Because spray sunscreen is usually an aerosol product, Lancer said applying it can be quite difficult. Wind currents and airflow outside can move particles of spray sunscreen away from the body so not enough gets on skin. Because of this, he said, you have to use a lot of spray sunscreen. Often, however, people don’t use nearly enough. Considering improperly applied sunscreen has Lancer increasingly concerned about sunburns and the development of skin cancer. Additionally, inhaling spray sunscreen is dangerous, not to mention it can coat furniture (or toilet seats) and make floor surfaces slippery.

Overall, Lancer thinks of spray sunscreen as similar to an electric toothbrush: It might seem “better” in theory, but how much it really works depends on if it’s used properly.

How to apply spray sunscreen

After you spray sunscreen on your body, it’s important to make sure you can see the substance on your skin. If you can’t, the particles probably got lost in the air. Lancer said it’s also critical to rub in spray sunscreen. If you don’t, there won’t be an even distribution across your skin, thus increasing the chance of getting sunburned. Regardless of the type of sunscreen you use, it needs to be applied every two hours, according to Lancer. If you’re participating in outdoor sports or are going in the water, you need to apply sunscreen every hour because it rubs off your skin.
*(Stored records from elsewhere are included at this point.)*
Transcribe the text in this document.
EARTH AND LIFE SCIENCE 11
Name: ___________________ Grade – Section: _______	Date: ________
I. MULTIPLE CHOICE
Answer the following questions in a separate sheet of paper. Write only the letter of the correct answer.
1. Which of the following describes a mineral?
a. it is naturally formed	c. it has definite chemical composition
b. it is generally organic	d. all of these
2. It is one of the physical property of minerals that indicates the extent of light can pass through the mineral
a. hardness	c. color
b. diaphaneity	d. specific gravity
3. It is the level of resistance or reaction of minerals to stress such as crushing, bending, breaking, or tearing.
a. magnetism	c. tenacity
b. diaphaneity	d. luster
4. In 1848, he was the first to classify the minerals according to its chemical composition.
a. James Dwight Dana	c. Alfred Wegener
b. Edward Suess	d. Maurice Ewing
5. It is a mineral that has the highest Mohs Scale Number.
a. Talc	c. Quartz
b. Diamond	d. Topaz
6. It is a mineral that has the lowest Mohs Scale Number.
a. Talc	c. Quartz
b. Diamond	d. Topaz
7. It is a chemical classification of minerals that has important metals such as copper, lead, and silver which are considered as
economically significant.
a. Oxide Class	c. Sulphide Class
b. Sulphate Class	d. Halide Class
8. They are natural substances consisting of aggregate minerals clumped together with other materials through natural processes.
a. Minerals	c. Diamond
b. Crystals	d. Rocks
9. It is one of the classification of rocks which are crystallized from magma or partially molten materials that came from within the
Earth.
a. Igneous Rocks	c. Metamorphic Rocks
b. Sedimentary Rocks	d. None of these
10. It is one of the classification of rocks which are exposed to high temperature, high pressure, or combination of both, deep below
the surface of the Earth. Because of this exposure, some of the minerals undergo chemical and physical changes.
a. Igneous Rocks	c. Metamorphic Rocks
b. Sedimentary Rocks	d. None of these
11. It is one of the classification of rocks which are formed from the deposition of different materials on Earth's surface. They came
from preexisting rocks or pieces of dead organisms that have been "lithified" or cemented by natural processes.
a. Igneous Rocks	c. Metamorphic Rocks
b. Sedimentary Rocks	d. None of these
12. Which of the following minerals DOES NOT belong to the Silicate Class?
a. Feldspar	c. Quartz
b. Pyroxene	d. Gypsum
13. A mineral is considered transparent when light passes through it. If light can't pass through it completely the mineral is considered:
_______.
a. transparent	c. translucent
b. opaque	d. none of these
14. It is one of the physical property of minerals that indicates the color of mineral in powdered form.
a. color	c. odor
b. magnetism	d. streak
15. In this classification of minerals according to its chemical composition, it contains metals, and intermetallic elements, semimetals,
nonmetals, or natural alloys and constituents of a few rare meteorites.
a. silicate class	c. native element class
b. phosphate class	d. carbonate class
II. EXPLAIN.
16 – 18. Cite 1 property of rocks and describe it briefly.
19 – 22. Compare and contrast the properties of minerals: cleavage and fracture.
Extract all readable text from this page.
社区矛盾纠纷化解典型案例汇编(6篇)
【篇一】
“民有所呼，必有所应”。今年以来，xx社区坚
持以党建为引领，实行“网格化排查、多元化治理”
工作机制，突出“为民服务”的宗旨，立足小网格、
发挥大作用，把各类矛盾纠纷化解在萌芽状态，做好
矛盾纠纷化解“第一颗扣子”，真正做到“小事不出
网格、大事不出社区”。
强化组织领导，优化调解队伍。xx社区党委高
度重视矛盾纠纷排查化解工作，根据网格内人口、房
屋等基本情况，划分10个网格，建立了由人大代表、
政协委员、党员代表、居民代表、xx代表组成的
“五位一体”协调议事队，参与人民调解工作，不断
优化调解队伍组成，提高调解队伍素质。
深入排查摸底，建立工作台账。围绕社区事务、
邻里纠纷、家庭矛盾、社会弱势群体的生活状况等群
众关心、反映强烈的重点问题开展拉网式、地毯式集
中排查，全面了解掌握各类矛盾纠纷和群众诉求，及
Where to apply spray sunscreen — and areas to avoid

  • Spray sunscreen can be useful to apply to the back, especially if you don’t have a partner to help you apply cream, lotion or gel sunscreen to that area.
  • Lancer does not recommend using spray sunscreen on the face and ears. He said spray sunscreen won’t clog pores more than any other types, however.
  • Lancer does not recommend using spray sunscreen on parts of the body where there may be a lot of rubbing or irritation, as this can cause the sunscreen to wear away more quickly.
  • Lancer urges people to be conscious of applying sunscreen in “nooks and crannies” that are often forgotten about, like the ears, scalp, eyebrows and upper eyelids.

In general, Lancer thinks using cream, lotion or gel sunscreen is a safer option when compared to spray sunscreen. But as long as you’re using some type of sunblock, he said it’s better than nothing, adding many people think they’re invincible to skin cancer, so they’re lazy about using sunscreen and practicing sun avoidance.